尹錫悦大統領、利権の象徴「青瓦台」を一般開放!期待される巨大テーマパーク化

 5月10日に韓国の第20代大統領に就任した尹錫悦(ユン・ソクヨル)氏。この新大統領の誕生と同時に、韓国の首相官邸、ホワイトハウスとも言うべき青瓦台は政治的役割を終えた。ユン氏の公約通り、大統領府を龍山(ヨンサン)の国防部庁舎に移転させたからだ。

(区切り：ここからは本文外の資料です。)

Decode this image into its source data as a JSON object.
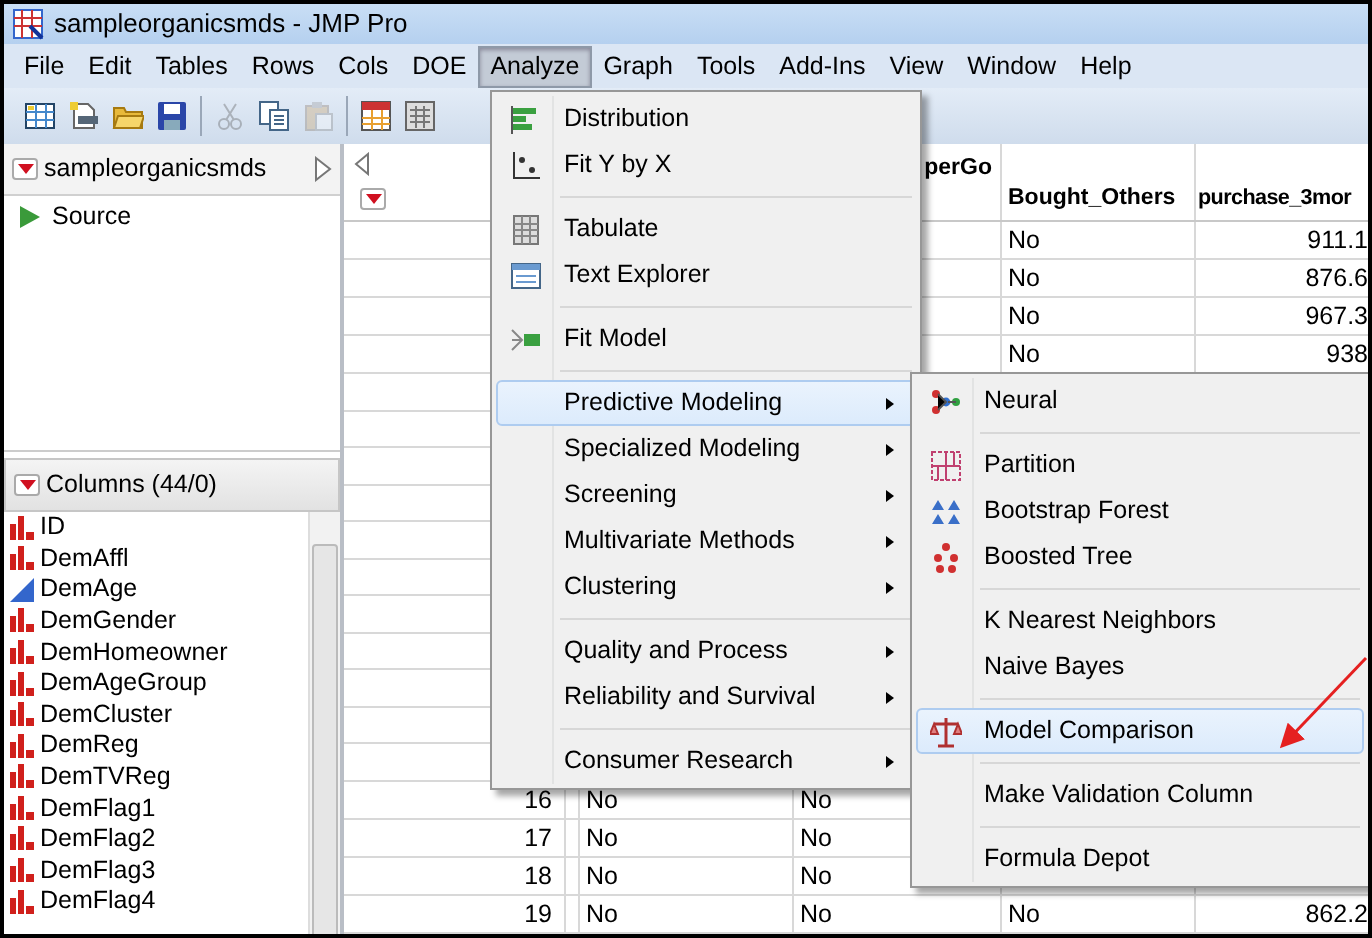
{
  "window": {
    "title": "sampleorganicsmds - JMP Pro"
  },
  "menu_bar": [
    {
      "label": "File",
      "selected": false
    },
    {
      "label": "Edit",
      "selected": false
    },
    {
      "label": "Tables",
      "selected": false
    },
    {
      "label": "Rows",
      "selected": false
    },
    {
      "label": "Cols",
      "selected": false
    },
    {
      "label": "DOE",
      "selected": false
    },
    {
      "label": "Analyze",
      "selected": true
    },
    {
      "label": "Graph",
      "selected": false
    },
    {
      "label": "Tools",
      "selected": false
    },
    {
      "label": "Add-Ins",
      "selected": false
    },
    {
      "label": "View",
      "selected": false
    },
    {
      "label": "Window",
      "selected": false
    },
    {
      "label": "Help",
      "selected": false
    }
  ],
  "toolbar": [
    {
      "disabled": false
    },
    {
      "disabled": false
    },
    {
      "disabled": false
    },
    {
      "disabled": false
    },
    {
      "disabled": true
    },
    {
      "disabled": false
    },
    {
      "disabled": true
    },
    {
      "disabled": false
    },
    {
      "disabled": false
    }
  ],
  "table_panel": {
    "title": "sampleorganicsmds",
    "items": [
      {
        "label": "Source"
      }
    ]
  },
  "columns_panel": {
    "title": "Columns (44/0)",
    "columns": [
      {
        "name": "ID",
        "kind": "nominal"
      },
      {
        "name": "DemAffl",
        "kind": "nominal"
      },
      {
        "name": "DemAge",
        "kind": "continuous"
      },
      {
        "name": "DemGender",
        "kind": "nominal"
      },
      {
        "name": "DemHomeowner",
        "kind": "nominal"
      },
      {
        "name": "DemAgeGroup",
        "kind": "nominal"
      },
      {
        "name": "DemCluster",
        "kind": "nominal"
      },
      {
        "name": "DemReg",
        "kind": "nominal"
      },
      {
        "name": "DemTVReg",
        "kind": "nominal"
      },
      {
        "name": "DemFlag1",
        "kind": "nominal"
      },
      {
        "name": "DemFlag2",
        "kind": "nominal"
      },
      {
        "name": "DemFlag3",
        "kind": "nominal"
      },
      {
        "name": "DemFlag4",
        "kind": "nominal"
      }
    ]
  },
  "table": {
    "headers": {
      "column_2": "perGo",
      "bought_others": "Bought_Others",
      "purchase_3mor": "purchase_3mor"
    },
    "top_rows": [
      {
        "bought_others": "No",
        "purchase_3mor": "911.1"
      },
      {
        "bought_others": "No",
        "purchase_3mor": "876.6"
      },
      {
        "bought_others": "No",
        "purchase_3mor": "967.3"
      },
      {
        "bought_others": "No",
        "purchase_3mor": "938"
      }
    ],
    "bottom_rows": [
      {
        "row_number": "16",
        "column_1": "No",
        "column_2": "No"
      },
      {
        "row_number": "17",
        "column_1": "No",
        "column_2": "No"
      },
      {
        "row_number": "18",
        "column_1": "No",
        "column_2": "No"
      },
      {
        "row_number": "19",
        "column_1": "No",
        "column_2": "No",
        "bought_others": "No",
        "purchase_3mor": "862.2"
      }
    ]
  },
  "analyze_menu": {
    "items": [
      {
        "kind": "item",
        "label": "Distribution",
        "has_submenu": false,
        "selected": false
      },
      {
        "kind": "item",
        "label": "Fit Y by X",
        "has_submenu": false,
        "selected": false
      },
      {
        "kind": "separator"
      },
      {
        "kind": "item",
        "label": "Tabulate",
        "has_submenu": false,
        "selected": false
      },
      {
        "kind": "item",
        "label": "Text Explorer",
        "has_submenu": false,
        "selected": false
      },
      {
        "kind": "separator"
      },
      {
        "kind": "item",
        "label": "Fit Model",
        "has_submenu": false,
        "selected": false
      },
      {
        "kind": "separator"
      },
      {
        "kind": "item",
        "label": "Predictive Modeling",
        "has_submenu": true,
        "selected": true
      },
      {
        "kind": "item",
        "label": "Specialized Modeling",
        "has_submenu": true,
        "selected": false
      },
      {
        "kind": "item",
        "label": "Screening",
        "has_submenu": true,
        "selected": false
      },
      {
        "kind": "item",
        "label": "Multivariate Methods",
        "has_submenu": true,
        "selected": false
      },
      {
        "kind": "item",
        "label": "Clustering",
        "has_submenu": true,
        "selected": false
      },
      {
        "kind": "separator"
      },
      {
        "kind": "item",
        "label": "Quality and Process",
        "has_submenu": true,
        "selected": false
      },
      {
        "kind": "item",
        "label": "Reliability and Survival",
        "has_submenu": true,
        "selected": false
      },
      {
        "kind": "separator"
      },
      {
        "kind": "item",
        "label": "Consumer Research",
        "has_submenu": true,
        "selected": false
      }
    ]
  },
  "predictive_modeling_submenu": {
    "items": [
      {
        "kind": "item",
        "label": "Neural",
        "selected": false
      },
      {
        "kind": "separator"
      },
      {
        "kind": "item",
        "label": "Partition",
        "selected": false
      },
      {
        "kind": "item",
        "label": "Bootstrap Forest",
        "selected": false
      },
      {
        "kind": "item",
        "label": "Boosted Tree",
        "selected": false
      },
      {
        "kind": "separator"
      },
      {
        "kind": "item",
        "label": "K Nearest Neighbors",
        "selected": false
      },
      {
        "kind": "item",
        "label": "Naive Bayes",
        "selected": false
      },
      {
        "kind": "separator"
      },
      {
        "kind": "item",
        "label": "Model Comparison",
        "selected": true
      },
      {
        "kind": "separator"
      },
      {
        "kind": "item",
        "label": "Make Validation Column",
        "selected": false
      },
      {
        "kind": "separator"
      },
      {
        "kind": "item",
        "label": "Formula Depot",
        "selected": false
      }
    ]
  }
}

「時にホワイトハウスに擬してブルーハウスとも呼ばれる青瓦台は、韓国大統領の絶大過ぎるとも言える権力の大きな象徴でした。だから青瓦台から大統領府を移転させることは、民主的政治を大きくアピールすることになります。ところが主に移転を伴う大統領府改革は、93〜98年の金泳三(キムヨンサム)第14代大統領以来、5人の大統領が公約として掲げつつも実現できなかったことです。前大統領の文在寅(ムンジェイン)氏は大統領就任直後は82%もの高支持率だった一方、直近のユン氏の支持率はわずか41%と極めて低い。それだけに青瓦台の大統領府移転は、政治の刷新という雰囲気作りとしての意味は大きいでしょう」(全国紙記者)

 青瓦台はソウル都心部の北にそびえる北岳山(プガクサン)の麓に位置する。四方を山に囲まれ、東西に漢江(ハンガン)が流れるソウルは風水思想の理想的モデルとされる。だが逆にそれだけに、上からソウル一帯を見下ろす青瓦台のイメージを悪くさせる。しかもバカ広い。敷地は東京ドーム40個分もあって、大統領の執務室と秘書室の距離は500m。普通に歩いて5分以上かかる。つまり現実離れした巨大な宮殿の中で執政がおこなわれるという、韓国政治に付きものの利権の象徴と人々には映る。

 そんな中、今度こそ移転がかなって一般にも開放されるとなったのだから、国民の関心は当然高い。初日の訪問希望者は約9万1000人で、そのうち2万6000人が当選。倍率は3.6倍だ。もちろん観光の目玉としての期待も高ければ、ユン政権の世論浮揚策にも使える。

「政権の移行を準備する引継ぎ委員会では5月10日をにらんで、予約制度といった訪問者向けのシステム作りの準備を進めてきました。そんな中、タスクフォースは韓国国内最大のテーマパークのエバーランドを参考にしようと、エバーランド関係者とミーティングを重ねてきたといいます」(同)

 エバーランドは韓国北西部の京畿道龍仁市にあって、サムスン系列のテーマパーク。来訪者は年間600万人にも及ぶので、これを参考にしようということだ。とはいえ、エバーランドにあるようなアトラクションを作るわけではない。既にして本館や迎賓館、公邸、日本統治時代の朝鮮総督府官邸跡地の庭園など14の建物・施設があり、豊かな自然に囲まれた政治的・歴史的テーマパークでもあるからだ。

 なのでしばらく韓国国内では、新政権の出足と共に青瓦台観光の話題で溢れるだろう。だから入場客の管理が学ばれたわけだ。とくに青瓦台でクラスター発生などとなれば、新体制の先行きにさえ大きなミソが付きかねない。それだけは絶対に避けたいところだろう。